‘I am where I am now because of them’
Barbara Keating could not have imagined being in the position she’s in today: a professor with a Ph.D., a distinguished career in sociology and the ability to create endowed funds that give back to her alma mater and support the next generation of students.
“I come from the working class,” said Barbara, who is a member of the Burnett Society in recognition of her planned giving. “My dad was a road construction worker. My parents always struggled financially. But by virtue of having a higher-than-average quantity and quality of education, I became a university professor.”
As a child growing up in Papillion, Nebraska, Barbara said working-class families considered it a waste of money to send girls to college. But her grandfather thought differently. While he never attended school past eighth grade, he was well-read and valued education. So, he gave each of his grandchildren who wanted to study beyond high school $500 per year to do so. It was a hefty sum at that time and more than covered tuition.
Barbara attended the College of St.
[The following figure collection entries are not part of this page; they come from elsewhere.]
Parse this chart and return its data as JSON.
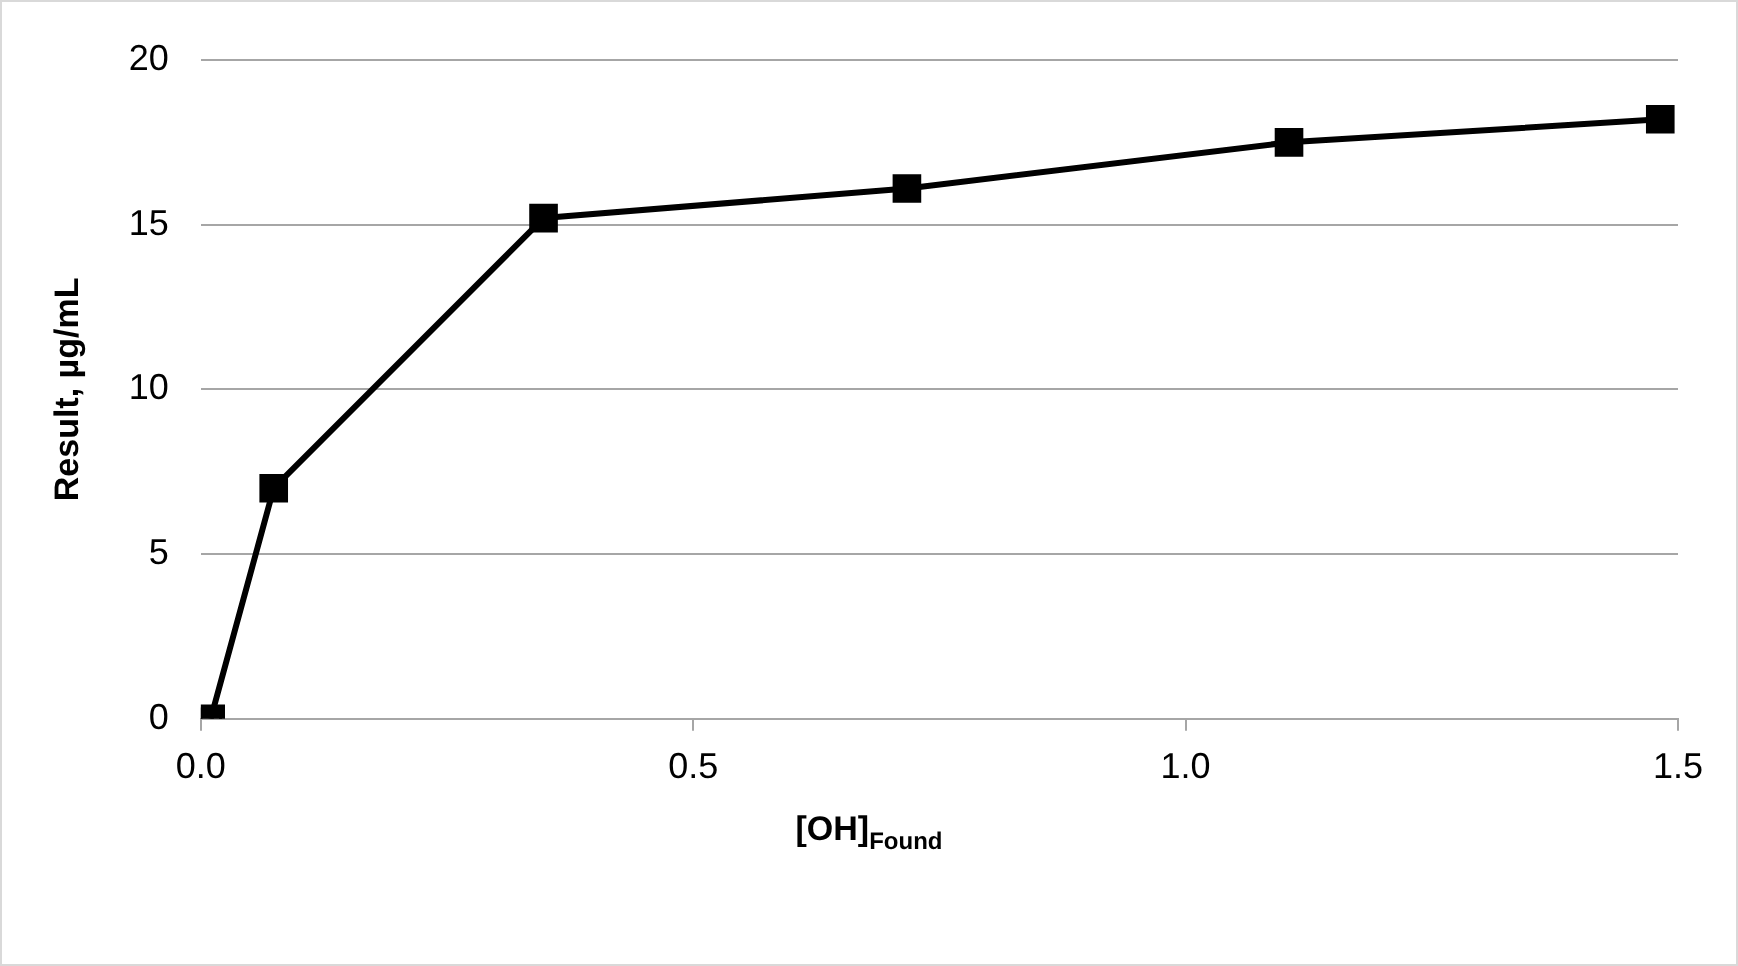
{
  "chart_data": {
    "type": "line",
    "xlabel": "[OH]$_{Found}$",
    "ylabel": "Result, µg/mL",
    "x": [
      0.01,
      0.074,
      0.348,
      0.717,
      1.105,
      1.482
    ],
    "series": [
      {
        "color": "#000000",
        "values": [
          0,
          7.0,
          15.2,
          16.1,
          17.5,
          18.2
        ]
      }
    ],
    "xlim": [
      0,
      1.5
    ],
    "xticks": [
      {
        "value": 0,
        "label": "0.0"
      },
      {
        "value": 0.5,
        "label": "0.5"
      },
      {
        "value": 1,
        "label": "1.0"
      },
      {
        "value": 1.5,
        "label": "1.5"
      }
    ],
    "ylim": [
      0,
      20
    ],
    "yticks": [
      0,
      5,
      10,
      15,
      20
    ],
    "grid": "y",
    "legend": false,
    "marker": "square",
    "line_style": "solid"
  }
}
Mary in Omaha and received her bachelor’s degree in 1969. After taking some time off to get married and raise a family, she enrolled at the University of Nebraska at Omaha and received her master’s degree in sociology in 1979.
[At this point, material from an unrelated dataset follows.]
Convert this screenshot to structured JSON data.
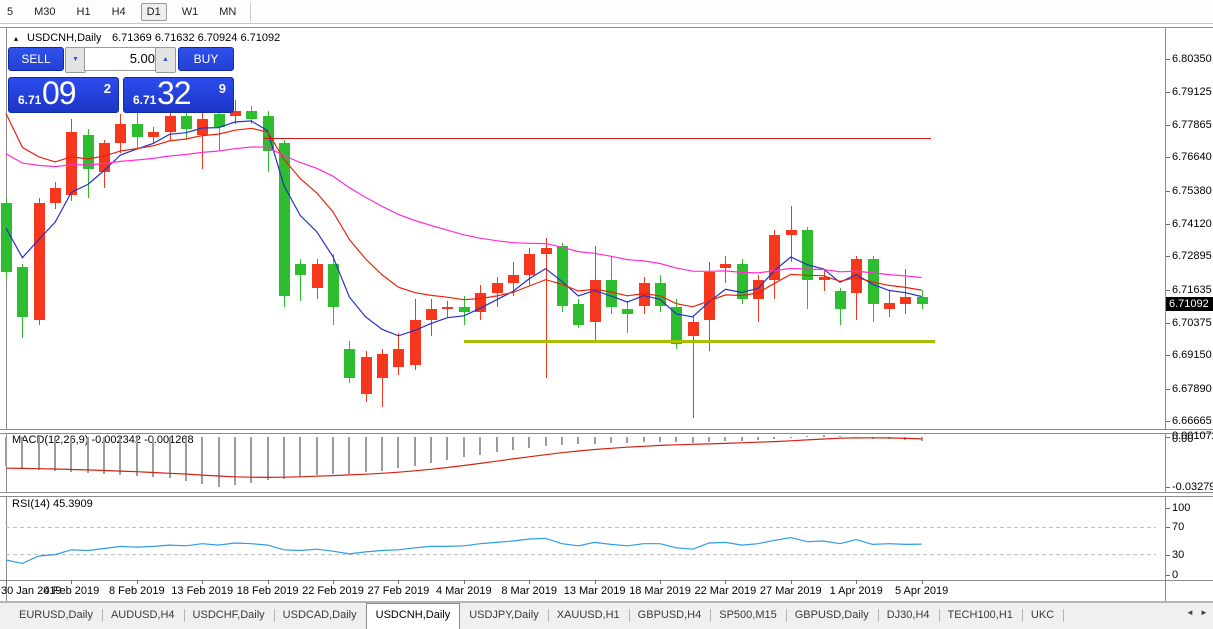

“UNO got me started,” she said. “They admitted me to a master’s program and encouraged me to go get a Ph.D.”
She recalls the advice of an influential professor who helped her feel less intimidated at the prospect of pursuing her doctorate: “He said getting a Ph.D. is less a matter of brilliance and more a matter of persistent hard work.”
Barbara received her Ph.D. in sociology from the University of Nebraska–Lincoln and said the experience at both institutions was warmly supportive.
“One of the reasons I greatly value the sociology department at UNO and UNL is they were so good to me as a graduate student,” she said. “They gave us every support that they could. They saw our potential.”
After graduation, Barbara went to Minnesota State University, Mankato, where she spent her career as a professor of sociology. When she retired, she decided to return the gift of support she had received at Mankato and the two universities where she got her start. Barbara established estate gifts at all three campuses to support sociology students attending professional and academic conferences. The fund she set up at Mankato has already helped more than 80 students, and she hopes to have the same impact at UNO and UNL.
“This fund is in gratitude for the support I got for my professional development at Omaha and Lincoln,” she said. “I owe them … the encouragement that I got made a huge difference in my life. I am where I am now because of them.”